Robert Putnam, Malkin Professor of Public Policy, Harvard University reviewed the book saying: "Magisterial. Paul Collier offers a comprehensive, incisive, and well-written balance sheet of the pros and cons of immigration for receiving societies, sending societies, and migrants themselves. For everyone on every side of this contentious issue, Exodus is a must-read."

Robert Zoellick, former President of the World Bank Group, U.S. Trade Representative, and U.S. Deputy Secretary of State, praised the book as a "true achievement" and wrote that Collier addressed "taboo topics to straightforward questions that most other scholars shrink from asking."

Ravi Mattu reviewed the book for Financial Times, concluding by writing: "Prof Collier's is a voice to which it is worth paying attention. His book could be better written but this grandson of an immigrant is asking important questions about one of the world's most pressing issues." A review of the book was also published in The Economist, concluding with the statement: "the tone of “Exodus” is problematic. Mr Collier finds endless objections to a policy—more or less unlimited immigration—that no country has adopted. In the process, he exaggerates the possible risks of mobility and underplays its proven benefits."

British commentator Kenan Malik reviewed the book in The Independent.
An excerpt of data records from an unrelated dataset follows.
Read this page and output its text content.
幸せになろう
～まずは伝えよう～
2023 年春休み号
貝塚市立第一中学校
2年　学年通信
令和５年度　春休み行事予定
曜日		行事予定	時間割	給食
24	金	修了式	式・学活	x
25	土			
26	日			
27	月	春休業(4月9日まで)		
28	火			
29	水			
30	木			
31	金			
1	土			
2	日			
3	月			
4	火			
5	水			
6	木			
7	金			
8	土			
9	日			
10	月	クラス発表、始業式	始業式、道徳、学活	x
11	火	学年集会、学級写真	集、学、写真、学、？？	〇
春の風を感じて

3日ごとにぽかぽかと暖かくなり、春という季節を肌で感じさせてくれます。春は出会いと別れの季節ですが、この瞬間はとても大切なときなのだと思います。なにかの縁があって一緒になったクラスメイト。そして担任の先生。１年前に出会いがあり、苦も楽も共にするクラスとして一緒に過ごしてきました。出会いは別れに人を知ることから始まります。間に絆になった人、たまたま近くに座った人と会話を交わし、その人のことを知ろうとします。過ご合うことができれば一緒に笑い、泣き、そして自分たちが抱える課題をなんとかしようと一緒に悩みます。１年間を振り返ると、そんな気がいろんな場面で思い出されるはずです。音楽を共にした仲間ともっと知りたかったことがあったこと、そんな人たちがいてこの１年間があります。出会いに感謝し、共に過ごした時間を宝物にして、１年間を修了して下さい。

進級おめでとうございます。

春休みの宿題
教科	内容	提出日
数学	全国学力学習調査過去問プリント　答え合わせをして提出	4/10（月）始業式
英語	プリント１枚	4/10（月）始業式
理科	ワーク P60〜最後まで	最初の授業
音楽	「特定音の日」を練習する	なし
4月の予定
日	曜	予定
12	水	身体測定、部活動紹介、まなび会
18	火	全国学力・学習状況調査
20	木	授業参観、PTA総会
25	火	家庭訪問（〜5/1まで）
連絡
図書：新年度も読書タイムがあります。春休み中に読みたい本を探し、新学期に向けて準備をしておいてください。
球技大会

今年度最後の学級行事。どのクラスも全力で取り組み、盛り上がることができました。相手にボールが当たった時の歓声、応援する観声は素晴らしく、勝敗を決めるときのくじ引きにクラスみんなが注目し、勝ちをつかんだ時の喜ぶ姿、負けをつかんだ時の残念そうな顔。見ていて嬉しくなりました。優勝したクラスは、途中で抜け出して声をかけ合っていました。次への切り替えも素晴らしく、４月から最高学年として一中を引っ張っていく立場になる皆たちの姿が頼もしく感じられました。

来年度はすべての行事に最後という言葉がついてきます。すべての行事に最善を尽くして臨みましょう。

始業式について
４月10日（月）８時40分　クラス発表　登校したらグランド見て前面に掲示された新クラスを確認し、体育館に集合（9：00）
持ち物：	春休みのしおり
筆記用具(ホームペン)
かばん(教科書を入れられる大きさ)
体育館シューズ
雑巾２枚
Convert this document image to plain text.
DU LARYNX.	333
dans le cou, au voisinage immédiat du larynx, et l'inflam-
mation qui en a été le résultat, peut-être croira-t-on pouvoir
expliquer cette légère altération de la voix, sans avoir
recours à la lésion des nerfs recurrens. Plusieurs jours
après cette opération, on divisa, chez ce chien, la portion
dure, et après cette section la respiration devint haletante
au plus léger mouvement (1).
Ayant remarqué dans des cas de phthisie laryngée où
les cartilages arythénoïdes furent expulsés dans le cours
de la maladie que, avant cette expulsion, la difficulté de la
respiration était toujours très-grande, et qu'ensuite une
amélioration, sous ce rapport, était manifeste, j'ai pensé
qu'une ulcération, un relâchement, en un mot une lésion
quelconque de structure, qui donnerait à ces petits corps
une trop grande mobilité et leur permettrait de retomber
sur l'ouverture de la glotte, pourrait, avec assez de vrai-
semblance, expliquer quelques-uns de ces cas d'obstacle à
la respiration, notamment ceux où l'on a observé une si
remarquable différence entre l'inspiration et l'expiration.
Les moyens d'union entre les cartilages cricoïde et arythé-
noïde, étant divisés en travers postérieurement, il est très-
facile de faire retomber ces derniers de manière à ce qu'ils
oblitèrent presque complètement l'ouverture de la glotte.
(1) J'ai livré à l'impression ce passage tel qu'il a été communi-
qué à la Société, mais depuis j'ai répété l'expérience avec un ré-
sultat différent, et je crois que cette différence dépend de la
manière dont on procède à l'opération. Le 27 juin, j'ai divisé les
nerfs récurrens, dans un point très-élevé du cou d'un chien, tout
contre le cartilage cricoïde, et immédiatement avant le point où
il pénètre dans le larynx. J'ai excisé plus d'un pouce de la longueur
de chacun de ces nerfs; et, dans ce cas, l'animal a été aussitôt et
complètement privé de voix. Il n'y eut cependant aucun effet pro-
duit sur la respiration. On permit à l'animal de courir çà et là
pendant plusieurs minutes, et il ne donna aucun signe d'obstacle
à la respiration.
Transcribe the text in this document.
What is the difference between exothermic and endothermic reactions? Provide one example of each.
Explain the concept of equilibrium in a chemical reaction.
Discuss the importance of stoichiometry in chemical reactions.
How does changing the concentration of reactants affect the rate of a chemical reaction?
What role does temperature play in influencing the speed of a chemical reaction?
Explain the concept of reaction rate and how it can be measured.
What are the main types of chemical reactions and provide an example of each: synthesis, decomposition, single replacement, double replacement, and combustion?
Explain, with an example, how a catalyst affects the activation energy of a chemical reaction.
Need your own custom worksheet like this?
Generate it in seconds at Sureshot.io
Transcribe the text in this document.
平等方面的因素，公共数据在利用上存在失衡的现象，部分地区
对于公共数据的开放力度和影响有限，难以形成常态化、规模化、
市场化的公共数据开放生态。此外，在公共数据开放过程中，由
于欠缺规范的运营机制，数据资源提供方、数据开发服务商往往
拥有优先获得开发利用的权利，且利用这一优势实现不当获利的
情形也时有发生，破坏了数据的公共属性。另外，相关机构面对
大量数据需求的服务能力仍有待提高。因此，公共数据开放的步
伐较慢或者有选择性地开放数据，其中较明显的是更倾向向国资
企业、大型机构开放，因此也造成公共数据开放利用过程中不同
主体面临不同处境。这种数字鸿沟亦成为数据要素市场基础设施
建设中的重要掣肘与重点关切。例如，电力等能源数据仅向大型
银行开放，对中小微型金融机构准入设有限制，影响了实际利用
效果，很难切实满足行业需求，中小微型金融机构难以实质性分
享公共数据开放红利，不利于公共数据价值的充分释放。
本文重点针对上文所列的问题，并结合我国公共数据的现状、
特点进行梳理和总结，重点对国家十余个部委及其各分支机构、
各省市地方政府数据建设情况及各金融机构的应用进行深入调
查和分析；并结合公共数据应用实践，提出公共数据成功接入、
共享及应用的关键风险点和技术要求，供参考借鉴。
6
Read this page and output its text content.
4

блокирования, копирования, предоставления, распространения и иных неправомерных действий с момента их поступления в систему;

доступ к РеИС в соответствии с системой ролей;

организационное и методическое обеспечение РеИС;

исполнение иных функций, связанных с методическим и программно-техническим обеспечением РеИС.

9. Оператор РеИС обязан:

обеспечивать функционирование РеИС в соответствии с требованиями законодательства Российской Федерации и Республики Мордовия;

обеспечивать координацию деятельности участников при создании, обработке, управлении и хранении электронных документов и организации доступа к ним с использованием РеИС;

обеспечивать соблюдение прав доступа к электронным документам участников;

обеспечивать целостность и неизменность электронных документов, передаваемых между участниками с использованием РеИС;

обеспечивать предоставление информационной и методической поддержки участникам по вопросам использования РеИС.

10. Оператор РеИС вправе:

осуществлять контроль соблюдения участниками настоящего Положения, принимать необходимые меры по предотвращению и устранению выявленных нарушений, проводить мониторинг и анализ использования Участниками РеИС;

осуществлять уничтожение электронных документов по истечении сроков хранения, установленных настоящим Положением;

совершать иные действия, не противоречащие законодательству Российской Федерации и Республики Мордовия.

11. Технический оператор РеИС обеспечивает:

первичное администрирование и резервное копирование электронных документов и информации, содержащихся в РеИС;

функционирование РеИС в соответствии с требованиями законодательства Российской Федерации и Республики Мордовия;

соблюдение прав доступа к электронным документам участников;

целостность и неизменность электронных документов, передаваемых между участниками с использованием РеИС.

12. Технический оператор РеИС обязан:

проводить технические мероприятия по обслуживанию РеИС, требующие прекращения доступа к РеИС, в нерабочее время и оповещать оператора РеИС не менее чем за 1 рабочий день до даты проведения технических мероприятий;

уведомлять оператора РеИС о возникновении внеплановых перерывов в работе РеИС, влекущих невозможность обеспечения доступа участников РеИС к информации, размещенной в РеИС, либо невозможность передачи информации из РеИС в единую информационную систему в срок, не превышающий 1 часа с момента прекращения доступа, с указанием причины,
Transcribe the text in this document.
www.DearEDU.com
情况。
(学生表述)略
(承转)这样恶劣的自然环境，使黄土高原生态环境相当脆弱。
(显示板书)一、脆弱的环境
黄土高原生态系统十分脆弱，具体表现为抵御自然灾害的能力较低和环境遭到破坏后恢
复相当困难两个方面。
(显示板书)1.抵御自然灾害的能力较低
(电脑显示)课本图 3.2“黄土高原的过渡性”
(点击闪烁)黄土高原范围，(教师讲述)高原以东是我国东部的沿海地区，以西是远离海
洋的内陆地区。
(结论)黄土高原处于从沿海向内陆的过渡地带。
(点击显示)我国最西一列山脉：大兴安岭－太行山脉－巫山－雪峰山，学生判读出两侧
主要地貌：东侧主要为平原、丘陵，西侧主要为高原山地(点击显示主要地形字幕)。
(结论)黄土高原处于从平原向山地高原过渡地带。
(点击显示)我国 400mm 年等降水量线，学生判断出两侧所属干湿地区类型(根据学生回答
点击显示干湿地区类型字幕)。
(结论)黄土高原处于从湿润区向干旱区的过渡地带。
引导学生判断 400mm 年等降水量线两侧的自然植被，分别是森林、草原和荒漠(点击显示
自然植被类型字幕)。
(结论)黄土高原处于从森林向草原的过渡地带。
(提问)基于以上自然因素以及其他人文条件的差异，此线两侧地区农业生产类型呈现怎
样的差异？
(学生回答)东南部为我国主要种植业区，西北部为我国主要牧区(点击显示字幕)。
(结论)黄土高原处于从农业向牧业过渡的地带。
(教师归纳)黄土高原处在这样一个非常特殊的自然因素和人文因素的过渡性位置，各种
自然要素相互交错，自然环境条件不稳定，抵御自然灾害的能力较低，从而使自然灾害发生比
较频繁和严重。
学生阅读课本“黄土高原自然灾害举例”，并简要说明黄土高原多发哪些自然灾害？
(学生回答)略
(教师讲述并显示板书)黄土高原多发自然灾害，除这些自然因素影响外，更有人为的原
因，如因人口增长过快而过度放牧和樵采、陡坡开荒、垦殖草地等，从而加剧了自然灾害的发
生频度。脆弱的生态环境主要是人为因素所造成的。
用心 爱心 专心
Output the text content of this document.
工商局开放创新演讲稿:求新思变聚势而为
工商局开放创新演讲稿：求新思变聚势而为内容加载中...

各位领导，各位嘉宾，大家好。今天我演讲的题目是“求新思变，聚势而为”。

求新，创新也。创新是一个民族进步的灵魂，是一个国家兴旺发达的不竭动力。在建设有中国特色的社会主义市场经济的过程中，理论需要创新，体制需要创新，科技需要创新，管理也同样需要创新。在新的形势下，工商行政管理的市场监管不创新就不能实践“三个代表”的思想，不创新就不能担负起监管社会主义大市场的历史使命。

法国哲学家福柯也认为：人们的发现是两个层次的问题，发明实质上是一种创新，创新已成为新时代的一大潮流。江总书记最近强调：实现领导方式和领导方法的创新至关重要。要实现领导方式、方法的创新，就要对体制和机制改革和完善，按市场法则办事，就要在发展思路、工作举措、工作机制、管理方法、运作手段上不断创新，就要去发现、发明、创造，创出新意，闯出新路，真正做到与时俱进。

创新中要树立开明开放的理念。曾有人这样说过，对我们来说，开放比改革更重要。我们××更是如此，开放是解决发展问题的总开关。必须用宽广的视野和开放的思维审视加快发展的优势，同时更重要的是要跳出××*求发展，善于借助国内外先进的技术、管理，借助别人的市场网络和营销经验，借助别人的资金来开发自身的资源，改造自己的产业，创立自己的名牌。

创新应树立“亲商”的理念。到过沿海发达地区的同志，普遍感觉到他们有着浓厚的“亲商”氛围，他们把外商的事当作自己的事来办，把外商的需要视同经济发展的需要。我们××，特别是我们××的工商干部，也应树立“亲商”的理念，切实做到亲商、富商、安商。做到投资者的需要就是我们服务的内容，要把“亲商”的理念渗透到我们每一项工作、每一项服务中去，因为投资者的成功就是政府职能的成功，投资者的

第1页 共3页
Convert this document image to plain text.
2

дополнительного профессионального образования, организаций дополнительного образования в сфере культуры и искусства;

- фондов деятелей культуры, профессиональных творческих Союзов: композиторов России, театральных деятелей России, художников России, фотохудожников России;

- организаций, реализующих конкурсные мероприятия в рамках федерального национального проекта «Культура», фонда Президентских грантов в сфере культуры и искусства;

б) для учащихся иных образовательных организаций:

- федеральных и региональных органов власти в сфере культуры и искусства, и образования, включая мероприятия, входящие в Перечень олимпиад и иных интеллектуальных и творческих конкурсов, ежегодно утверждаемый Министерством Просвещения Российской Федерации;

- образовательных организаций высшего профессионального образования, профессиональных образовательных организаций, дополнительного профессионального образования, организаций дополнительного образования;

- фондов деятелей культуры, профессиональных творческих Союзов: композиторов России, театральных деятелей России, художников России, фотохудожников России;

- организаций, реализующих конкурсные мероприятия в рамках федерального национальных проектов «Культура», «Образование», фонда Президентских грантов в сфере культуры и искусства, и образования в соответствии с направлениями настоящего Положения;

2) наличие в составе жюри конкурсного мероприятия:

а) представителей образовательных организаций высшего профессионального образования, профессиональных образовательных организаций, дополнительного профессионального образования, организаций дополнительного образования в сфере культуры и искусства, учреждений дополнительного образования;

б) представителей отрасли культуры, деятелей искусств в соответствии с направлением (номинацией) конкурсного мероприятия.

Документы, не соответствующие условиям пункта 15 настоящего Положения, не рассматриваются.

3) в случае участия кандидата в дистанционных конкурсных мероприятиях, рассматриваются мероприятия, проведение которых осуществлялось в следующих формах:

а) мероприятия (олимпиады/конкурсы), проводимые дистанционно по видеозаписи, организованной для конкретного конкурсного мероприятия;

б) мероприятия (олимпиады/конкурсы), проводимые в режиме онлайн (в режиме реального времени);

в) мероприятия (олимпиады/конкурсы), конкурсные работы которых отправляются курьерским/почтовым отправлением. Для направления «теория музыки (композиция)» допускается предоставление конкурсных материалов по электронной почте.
Michael Clemens and Justin Sandefur of the Center for Global Development (a Washington D.C.–based think tank) reviewed the book for the January/February 2014 issue of Foreign Affairs. They noted that many of Collier's conclusions were unsupported by research, and concluded as follows: "Collier laments the fact that the immigration debate has been marked by “high emotion and little knowledge.” That is true, yet Exodus exemplifies the problem. This book could have seriously engaged with the large literature on immigration and helped people without Collier's training and position think through the complexities of the issue. Instead, Collier has written a text mortally wounded by incoherence, error, and overconfident leaps to baseless conclusions."